日本語練習虫

旧はてなダイアリー「日本語練習中」〈http://d.hatena.ne.jp/uakira/〉のデータを引き継ぎ、書き足しています。

コマ割り絵本と絵物語のアンチゴチ

コマ割りマンガとアンチゴチのなれそめの頃を探していくうちに、大正から昭和戦前期にかけての、絵本とマンガの中間的な存在が今のマンガにつながる貴重な存在だったと思はれてくる。
例へば国立国会図書館国際子ども図書館の絵本ギャラリーにある 『コドモノクニ』ギャラリーなどを眺めて気づくように、大正から昭和初期にかけての絵本において、幼児向けの作品の場合はテキストをカタカナで綴り(ごく僅かに漢字も混ぜ)「太字」で刷っておき、やや年長向けの作品の場合はテキストを漢字ひらがな混じりで綴り「細字」で刷っておくのが基本的な作法だった模様。
錚々たる執筆陣のおかげで各地の「近代文学館」などに所蔵されてゐたりする『コドモノクニ』は、印刷を秀英舎がやってゐたから、例えば仙台近代文学館が所蔵する昭和二年一月号の北原白秋「すべり橋」(画・清水良雄)の場合本文は現在「秀英四号」と呼ばれるところの「四号明朝(=細字)」であり、同じ一月号の葛原しげる「ニイサン キタ ナ」(画・岡本喜一)の場合本文は現在「アンチック体」と呼ばれるところの「四号太字」である(カラーでお見せできないのが残念だ)。


ゆず屋さんのUST「アンチゴチのおはなし」00:27:00頃に触れられてゐた製文堂の(推定)明治二十九年活字見本帖掲載「太字」の件なんだども。
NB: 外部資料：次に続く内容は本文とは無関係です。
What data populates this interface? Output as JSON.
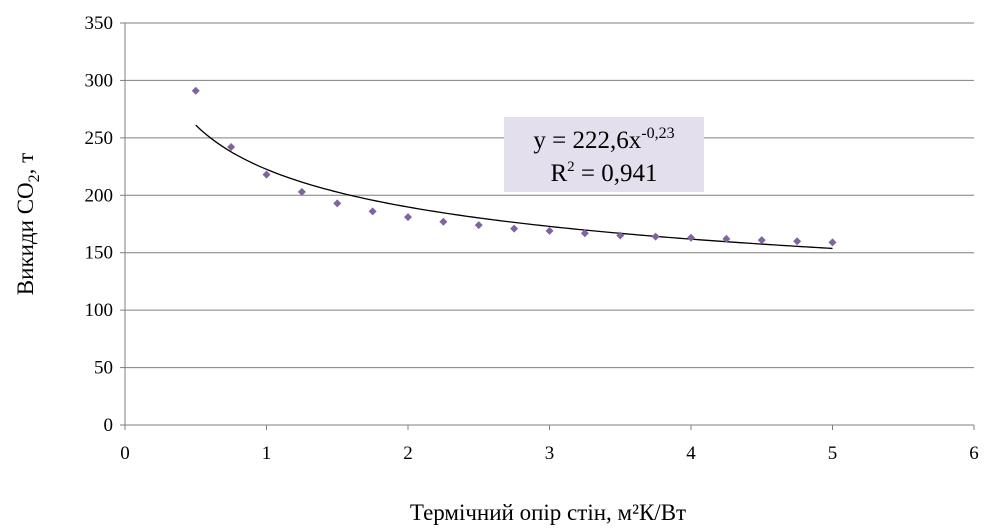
{
  "chart_data": {
    "type": "scatter",
    "xlabel": "Термічний опір стін, м²К/Вт",
    "ylabel_main": "Викиди CO",
    "ylabel_sub": "2",
    "ylabel_tail": ", т",
    "xlim": [
      0,
      6
    ],
    "ylim": [
      0,
      350
    ],
    "x_ticks": [
      0,
      1,
      2,
      3,
      4,
      5,
      6
    ],
    "y_ticks": [
      0,
      50,
      100,
      150,
      200,
      250,
      300,
      350
    ],
    "grid": {
      "horizontal": true,
      "vertical": false
    },
    "colors": {
      "marker": "#8064a2",
      "trendline": "#000000",
      "equation_box": "#e4dfec",
      "grid": "#7f7f7f"
    },
    "series": [
      {
        "marker": "diamond",
        "x": [
          0.5,
          0.75,
          1.0,
          1.25,
          1.5,
          1.75,
          2.0,
          2.25,
          2.5,
          2.75,
          3.0,
          3.25,
          3.5,
          3.75,
          4.0,
          4.25,
          4.5,
          4.75,
          5.0
        ],
        "y": [
          291,
          242,
          218,
          203,
          193,
          186,
          181,
          177,
          174,
          171,
          169,
          167,
          165,
          164,
          163,
          162,
          161,
          160,
          159
        ]
      }
    ],
    "trendline": {
      "type": "power",
      "coefficient": 222.6,
      "exponent": -0.23,
      "x_range": [
        0.5,
        5.0
      ],
      "equation_main": "y = 222,6x",
      "equation_exp": "-0,23",
      "r2_main": "R",
      "r2_sup": "2",
      "r2_tail": " = 0,941"
    }
  }
}
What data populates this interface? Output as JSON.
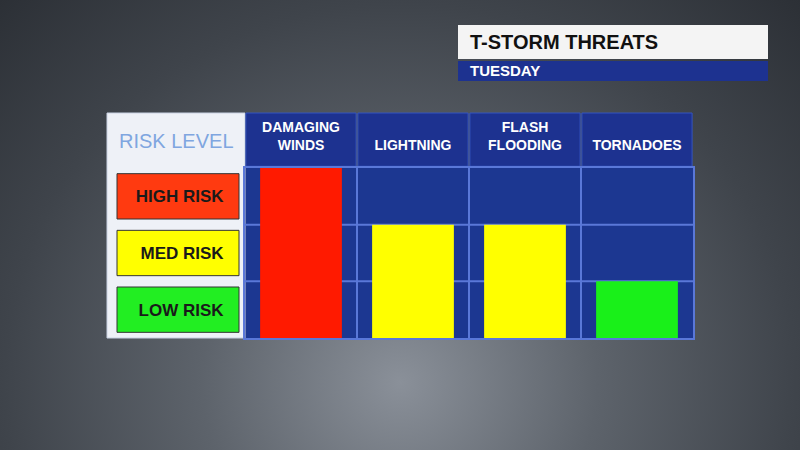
{
  "chart_data": {
    "type": "bar",
    "title": "T-STORM THREATS",
    "subtitle": "TUESDAY",
    "y_label": "RISK LEVEL",
    "categories": [
      "DAMAGING WINDS",
      "LIGHTNING",
      "FLASH FLOODING",
      "TORNADOES"
    ],
    "values": [
      3,
      2,
      2,
      1
    ],
    "colors": [
      "#ff1a00",
      "#ffff00",
      "#ffff00",
      "#19f019"
    ],
    "ylim": [
      0,
      3
    ],
    "yticks": [
      {
        "value": 0.5,
        "label": "LOW RISK"
      },
      {
        "value": 1.5,
        "label": "MED RISK"
      },
      {
        "value": 2.5,
        "label": "HIGH RISK"
      }
    ]
  }
}
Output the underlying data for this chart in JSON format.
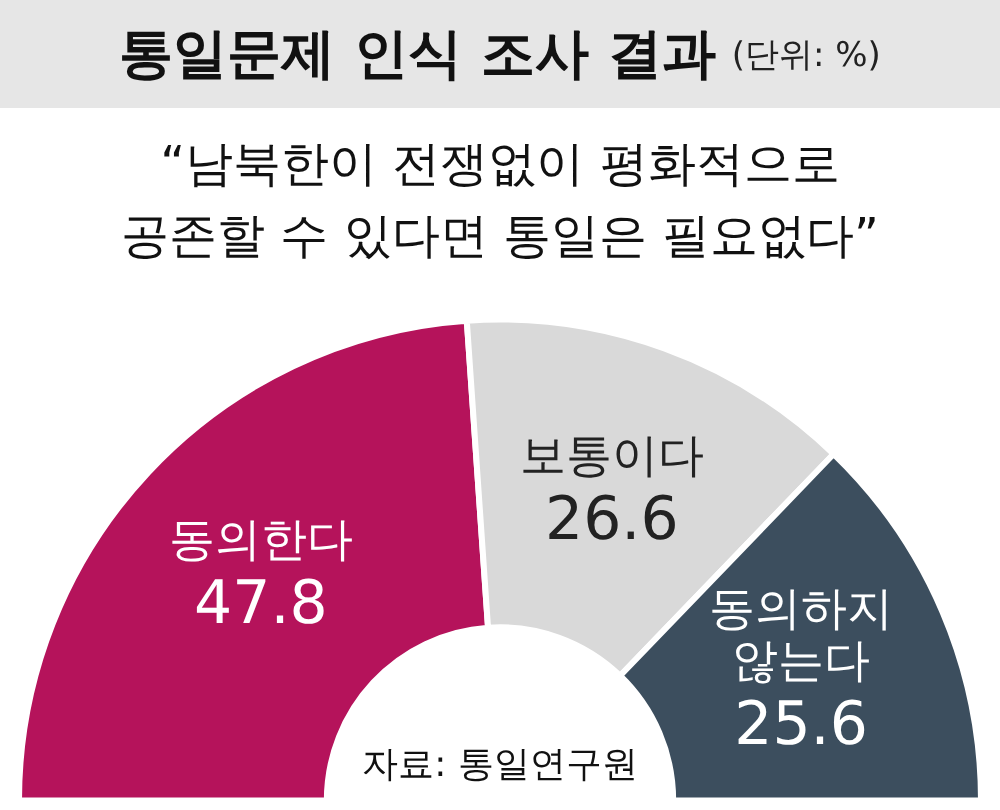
{
  "chart_data": {
    "type": "donut",
    "title": "통일문제 인식 조사 결과",
    "subtitle": "“남북한이 전쟁없이 평화적으로\n공존할 수 있다면 통일은 필요없다”",
    "categories": [
      "동의한다",
      "보통이다",
      "동의하지\n않는다"
    ],
    "values": [
      47.8,
      26.6,
      25.6
    ],
    "colors": [
      "#b5135b",
      "#d9d9d9",
      "#3c4e5e"
    ],
    "data_labels": true,
    "legend": false,
    "annotations": [
      "(단위: %)",
      "자료: 통일연구원"
    ]
  }
}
後に明治四十四年凸版印刷見本帖でアンチックと呼ばれることになる仮名書体と後に自らゴシックと呼ぶことになる漢字書体が「太字」の名の下に共存してゐる点が、この見本帖のキモだと己は思ってゐる。
せっかく秀英舎にからめつつアンチゴチのお話をするなら、見本帖上も実際上も「太字」「細字」の区別であった頃に今言ふ「アンチゴチ」が成立するんだってことを言っておけば良かったのにと、残念に思ふ己。
……
さて、基本的には幼児向けが太字・カタカナのテキストで、年長向けが細字・漢字ひらがな混じりのテキストではあるんだども、これまた仙台近代文学館が所蔵する『幼年倶楽部』昭和四年十一月号の新関青花「オ月見」と宮尾しげを「コロ/\三郎」のように、「コマ割り絵本」風の新関「オ月見」が「太字」の漢字カタカナ混じりテキストであるのに対して「絵物語」風の宮尾「コロ/\三郎」が「細字」の漢字カタカナ交じりテキストであるなど、色々と考へながら調べるべきことが多い。


今の年齢区分で言うと、幼児がカタカナ太字テキスト、小学校低学年が少漢字カタカナ交じり太字テキスト、小学校中学年が漢字カタカナ混じり細字テキスト、小学校高学年が漢字ひらがな混じり細字テキスト――ってな感じかと想像するんだども、そのあたり、制作側の基準が私的あるひは公的に何かあったのかどうかも今の己には判らない。
……
とにもかくにも、このあたりにアンチゴチとマンガのなれそめの秘密が潜んでゐるハズだと思ひ「アンチゴチがマンガさ使はれはじめる頃のことば調べてみっぺ」と決意してから既に満四年が経過してゐるんだども、なかなか先に進めないでゐる己。
大塚英志『映画式まんが家入門』(asin:9784048685627)第二章に掲げられた『小熊秀雄漫画傑作集』からの引用図版を見る限り、小熊が原作の「ナカムラマンガ」復刻版において、セリフがPCフォントで刷り直されてゐるらしく見えるのがとても残念だ。